Long-term skin conditions can be particularly irritating (get it?!) as they can be painful and/or itchy as well as making the sufferer lose confidence in themselves. The one that I’m asked about most frequently, outside of acne, is rosacea. Rosacea is incredibly common – it is estimated that around 45 million people across the globe are plagued by the symptomatic flushing, blushing and itching.
This article is purely for informative purposes and self-diagnosis is a definite skin sin, so please leave the diagnosing to your GP!
What is rosacea?
Rosacea is an auto-inflammatory skin condition, meaning that there is a malfunction in the body’s defense mechanisms which leads to the inflammation associated with rosacea. There are four main types of rosacea:
- Subtype 1: Erythematotelangiectatic rosacea
- This is the type of rosacea I see the most of by far. In appearance, it is the typical flushing and redness as well as small blood vessels becoming visible through the skin. From a symptom perspective, the affected area may sting, burn or become rough.
- Subtype 2: Papulopustular rosacea
- Some refer to papulopustular rosacea as acne rosacea as it features papules and pustules, just like in acne. In this subtype of rosacea, there will also be redness, swelling of the skin and plaques (risen, red patches on the skin when the surrounding skin is not affected).
- Subtype 3: Phymatous rosacea
- The skin will become thicker and the texture may be irregular and have nodules or bumps. Phymatous rosacea can often be found on the nose, possibly leading to rhinophyma AKA a bulbousness of the tip of the nose.
- Subtype 4: Ocular rosacea
- This is rosacea of the eyes. The eyes may become red and irritated and may develop sty-like lumps.
Rosacea affects the centre of the face, the column coming from your eyes down, ie. your nose, chin and the centre of your forehead.
Who gets rosacea?
The exact cause of rosacea is still unknown – you may have noticed this a common theme when it comes to the causation of skin disorders and conditions.
Basically, when it comes to knowing who is most likely to get rosacea, we have to work off of observation. It’s been observed that those of Celtic heritage are prone to rosacea… no surprise there, what aren’t we prone to?! Interestingly, rosacea is more common in women; however, men are more likely to have severe rosacea. Rosacea is also linked to your genes but often doesn’t appear fully until middle-age. Menopause can trigger rosacea in women too – as if they don’t have enough to deal with!!
Recent research has discovered a link between rosacea and a little creature called the Demodex mite. It may sound like a creepy-crawly but it is most certainly not and is actually a normal and important inhabitant of the human skin. The Demodex is a type of microbe that gobbles up dead skin cells to reduce waste on the face – the mite is a bit like one of those robot hoovers except for your face, in this sense.

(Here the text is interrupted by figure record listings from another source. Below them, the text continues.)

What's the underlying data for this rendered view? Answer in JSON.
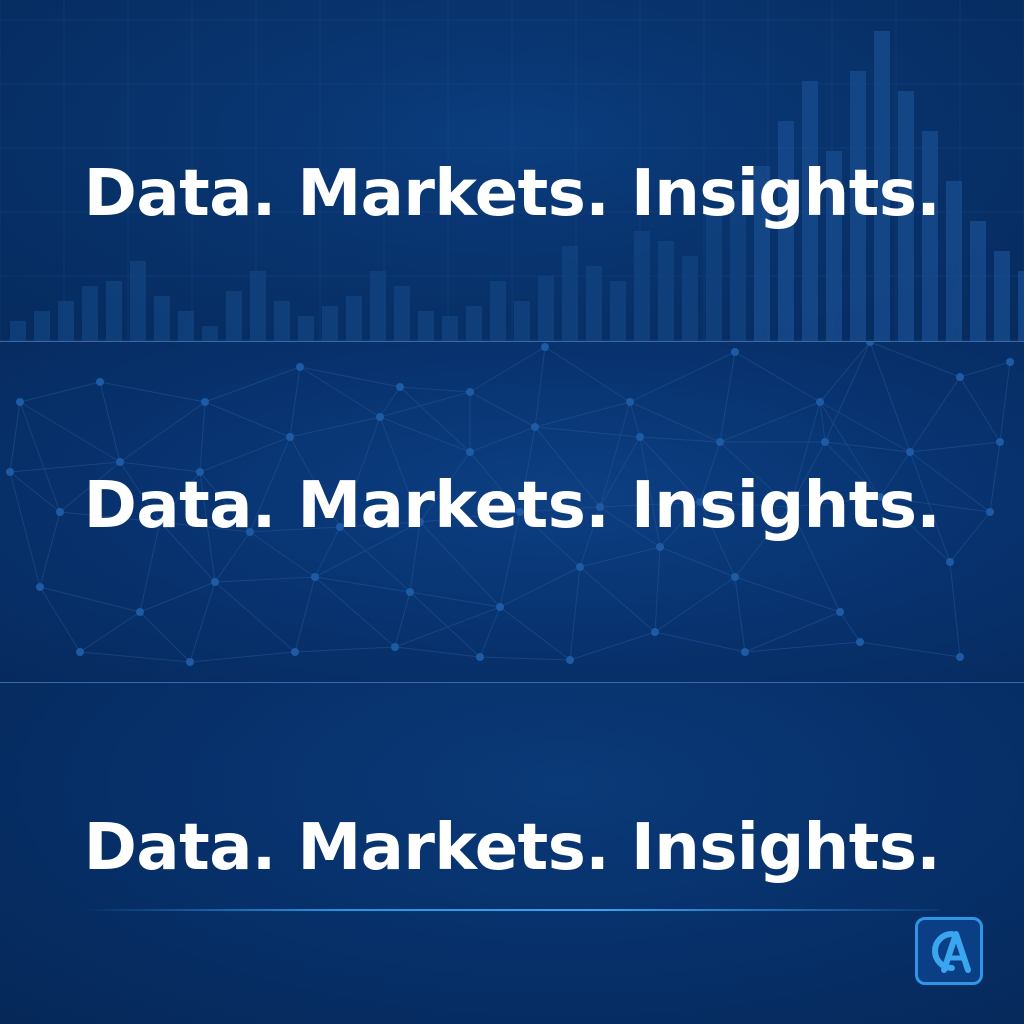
{
  "panels": [
    {
      "tagline": "Data. Markets. Insights.",
      "background": "bar-chart"
    },
    {
      "tagline": "Data. Markets. Insights.",
      "background": "network-nodes"
    },
    {
      "tagline": "Data. Markets. Insights.",
      "background": "plain-gradient"
    }
  ],
  "logo": {
    "name": "brand-logo-icon",
    "letters": "CA"
  },
  "colors": {
    "background": "#062a5c",
    "text": "#ffffff",
    "accent": "#2f95e6",
    "divider": "#3d6aa6"
  }
}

How many Demodex are found on the skin of those with rosacea? Sometimes up to 15 to 18 times as many as on non-rosacea sufferers. Dr. Fabienne Forton, a Belgian dermatologist, believes the mites may provide the answer to understanding subtype 2 rosacea, as when the amount of mites was normalised during a study, the sufferers no longer complained of skin sensitivity!
What are the symptoms?
One of the reasons that rosacea is so hard to diagnose and treat is because the symptoms of it are easily mistaken for other conditions and there are just so many of them.
The symptoms include, but are not limited to:
- Flushing of the skin
- Redness that does not go away
- Pustules and papules
- Thickening of the skin
- Visible blood vessels
- Irritation of the eyes
- Burning or stinging sensation
- Rough, dry appearance to the skin
The nerdie summary
The skin flushing associated with rosacea can last a few minutes, a few hours or a few days. As it can come and go as it pleases in rapid visits, rosacea goes undiagnosed in many with the condition. Flare-ups can occur very infrequently, so it is easy to presume it is a reaction to food, products or even the weather.
Although rosacea usually begins as the light, mild, waxing and waning flushing of subtype 1 rosacea, without treatment, it can worsen over time. Long-term rosacea sufferers may notice that the redness will not go away completely and that the visible blood vessels will not fade between flare-ups.
This is why it is a skin sin to self-diagnose. Persistent congestion of the papular and pustular form could turn out to be acne rosacea, what you think to be on-going sensitivity could turn out to be subtype 1 and so on and so forth. If you are having incessant skin problems, book in with your GP and get to the bottom of it rather than just fighting from the top – the skin needs a 360˚approach, after all: inside, outside and on top.